Large aggressive corporates bleating about fraud and arbers, and implicating a (presumed) majority of their small-time retail customers in their paranoia, when they won't stand a bet to anyone who looks even remotely like winning a couple of quid in the long term, is pretty hard to take.

I'm actually getting a bit bored unearthing the sharp practices of an industry that could be so much better simply by resorting to first principles - going back to laying a fair bet based on the skill and judgement of both parties.

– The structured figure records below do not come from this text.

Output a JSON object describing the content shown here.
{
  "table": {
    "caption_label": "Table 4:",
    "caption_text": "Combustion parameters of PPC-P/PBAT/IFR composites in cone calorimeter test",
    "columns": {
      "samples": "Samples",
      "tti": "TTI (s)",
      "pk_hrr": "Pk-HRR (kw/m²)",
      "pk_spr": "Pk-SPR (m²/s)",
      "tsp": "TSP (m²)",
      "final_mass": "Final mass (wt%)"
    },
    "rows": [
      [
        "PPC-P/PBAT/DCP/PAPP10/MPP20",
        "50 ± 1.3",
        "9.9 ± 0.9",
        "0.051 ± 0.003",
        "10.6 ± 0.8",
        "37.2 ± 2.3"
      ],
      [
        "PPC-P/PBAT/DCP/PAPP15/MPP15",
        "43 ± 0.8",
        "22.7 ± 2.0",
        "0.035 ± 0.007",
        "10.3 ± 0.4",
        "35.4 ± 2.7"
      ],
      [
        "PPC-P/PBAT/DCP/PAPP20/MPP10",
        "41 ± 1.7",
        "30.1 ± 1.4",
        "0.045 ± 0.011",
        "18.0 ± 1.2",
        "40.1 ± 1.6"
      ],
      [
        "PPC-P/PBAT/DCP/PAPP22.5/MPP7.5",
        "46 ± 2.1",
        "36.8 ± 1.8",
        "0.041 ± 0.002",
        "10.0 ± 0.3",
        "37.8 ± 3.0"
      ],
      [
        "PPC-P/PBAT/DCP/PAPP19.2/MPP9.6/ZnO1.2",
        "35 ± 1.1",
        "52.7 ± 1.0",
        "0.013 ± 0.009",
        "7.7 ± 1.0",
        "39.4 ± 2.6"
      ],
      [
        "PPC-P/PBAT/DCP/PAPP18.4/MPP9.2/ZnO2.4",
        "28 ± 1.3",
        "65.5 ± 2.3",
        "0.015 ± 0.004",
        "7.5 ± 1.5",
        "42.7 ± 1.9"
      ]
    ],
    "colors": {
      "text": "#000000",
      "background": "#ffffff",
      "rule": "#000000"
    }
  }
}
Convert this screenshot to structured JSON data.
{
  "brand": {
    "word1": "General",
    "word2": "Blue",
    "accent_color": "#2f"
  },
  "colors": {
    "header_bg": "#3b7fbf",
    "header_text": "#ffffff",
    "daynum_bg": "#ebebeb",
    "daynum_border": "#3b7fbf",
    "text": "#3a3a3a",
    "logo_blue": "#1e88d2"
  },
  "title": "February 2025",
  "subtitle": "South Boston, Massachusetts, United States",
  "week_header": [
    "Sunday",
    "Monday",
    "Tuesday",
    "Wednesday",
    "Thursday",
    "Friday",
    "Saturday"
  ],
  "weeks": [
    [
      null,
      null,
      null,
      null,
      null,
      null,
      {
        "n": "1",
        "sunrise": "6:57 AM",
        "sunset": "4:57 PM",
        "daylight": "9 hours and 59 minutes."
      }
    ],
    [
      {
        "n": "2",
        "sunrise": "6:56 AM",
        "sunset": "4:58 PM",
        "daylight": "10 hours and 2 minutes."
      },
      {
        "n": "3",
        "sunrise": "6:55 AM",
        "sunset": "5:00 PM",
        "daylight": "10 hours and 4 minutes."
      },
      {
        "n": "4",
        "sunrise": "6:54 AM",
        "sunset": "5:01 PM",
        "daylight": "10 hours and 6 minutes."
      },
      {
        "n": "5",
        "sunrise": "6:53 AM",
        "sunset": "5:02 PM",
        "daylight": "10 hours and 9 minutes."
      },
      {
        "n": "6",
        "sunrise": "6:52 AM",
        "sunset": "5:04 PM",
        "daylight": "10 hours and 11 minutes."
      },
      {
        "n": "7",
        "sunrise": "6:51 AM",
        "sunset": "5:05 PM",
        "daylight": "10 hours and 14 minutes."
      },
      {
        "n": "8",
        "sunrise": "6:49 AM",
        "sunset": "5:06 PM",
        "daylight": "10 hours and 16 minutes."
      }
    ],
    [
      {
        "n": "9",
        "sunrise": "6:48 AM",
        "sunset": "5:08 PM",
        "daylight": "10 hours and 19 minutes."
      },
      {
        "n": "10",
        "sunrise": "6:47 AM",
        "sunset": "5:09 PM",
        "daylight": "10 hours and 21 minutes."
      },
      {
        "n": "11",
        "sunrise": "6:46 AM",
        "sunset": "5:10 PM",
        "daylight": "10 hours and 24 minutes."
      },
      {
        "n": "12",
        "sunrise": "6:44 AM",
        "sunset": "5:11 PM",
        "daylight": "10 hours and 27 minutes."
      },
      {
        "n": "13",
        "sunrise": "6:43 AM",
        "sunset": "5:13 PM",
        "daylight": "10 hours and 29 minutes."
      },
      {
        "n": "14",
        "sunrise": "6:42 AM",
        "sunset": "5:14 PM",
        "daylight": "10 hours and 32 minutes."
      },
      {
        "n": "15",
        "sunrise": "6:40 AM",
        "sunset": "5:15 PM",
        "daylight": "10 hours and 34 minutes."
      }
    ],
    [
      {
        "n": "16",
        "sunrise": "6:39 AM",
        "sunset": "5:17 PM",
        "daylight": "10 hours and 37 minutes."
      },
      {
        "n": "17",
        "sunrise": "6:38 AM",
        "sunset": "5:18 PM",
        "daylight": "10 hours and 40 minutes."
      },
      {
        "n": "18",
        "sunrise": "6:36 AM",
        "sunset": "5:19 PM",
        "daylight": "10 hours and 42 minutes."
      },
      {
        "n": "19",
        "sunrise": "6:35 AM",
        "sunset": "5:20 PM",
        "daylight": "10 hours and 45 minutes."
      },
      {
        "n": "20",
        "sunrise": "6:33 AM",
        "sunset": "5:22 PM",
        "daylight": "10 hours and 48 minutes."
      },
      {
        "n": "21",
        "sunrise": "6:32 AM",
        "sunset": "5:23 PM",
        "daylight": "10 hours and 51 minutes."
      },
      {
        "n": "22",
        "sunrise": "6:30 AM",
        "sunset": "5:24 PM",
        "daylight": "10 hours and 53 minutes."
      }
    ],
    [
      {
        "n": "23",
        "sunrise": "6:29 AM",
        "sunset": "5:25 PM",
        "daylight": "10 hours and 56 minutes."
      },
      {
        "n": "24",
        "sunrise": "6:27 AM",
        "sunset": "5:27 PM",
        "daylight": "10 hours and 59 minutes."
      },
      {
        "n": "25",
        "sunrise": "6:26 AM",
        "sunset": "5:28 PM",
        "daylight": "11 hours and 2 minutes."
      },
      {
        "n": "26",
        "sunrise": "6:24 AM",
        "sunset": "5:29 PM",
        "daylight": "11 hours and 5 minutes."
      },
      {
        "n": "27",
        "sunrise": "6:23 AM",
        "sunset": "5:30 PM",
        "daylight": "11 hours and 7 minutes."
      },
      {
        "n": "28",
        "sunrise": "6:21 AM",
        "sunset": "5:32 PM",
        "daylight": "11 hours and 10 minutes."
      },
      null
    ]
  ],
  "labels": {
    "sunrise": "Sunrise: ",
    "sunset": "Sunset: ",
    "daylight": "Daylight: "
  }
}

But activity like this needs to be more front and centre in the betting public's collective consciousness, and I have no truck with supporting that end in some small way.

A plea for help:

If you decide to have a look at your own machine, I'd be grateful if you could feed back into a small straw poll by commenting below this post as to whether such a file exists/existed on your device when you searched. Thanks in advance.

Matt

p.s. PLEASE NOTE: A number of comments below are from readers who say they've deleted the files. This is only a temporary solution as the code will get re-installed on your machine. If you want to prevent it permanently, you need to follow the instructions above.

p.p.s. I am trying to find instructions to check on different configurations - Android, Chromebook, etc. Will update here if/when I find these. If you have any suggestions, please do post a reply below. Many thanks. Together, we'll tighten security around our personal data just that little bit. (It really is a new frontier right now, sadly).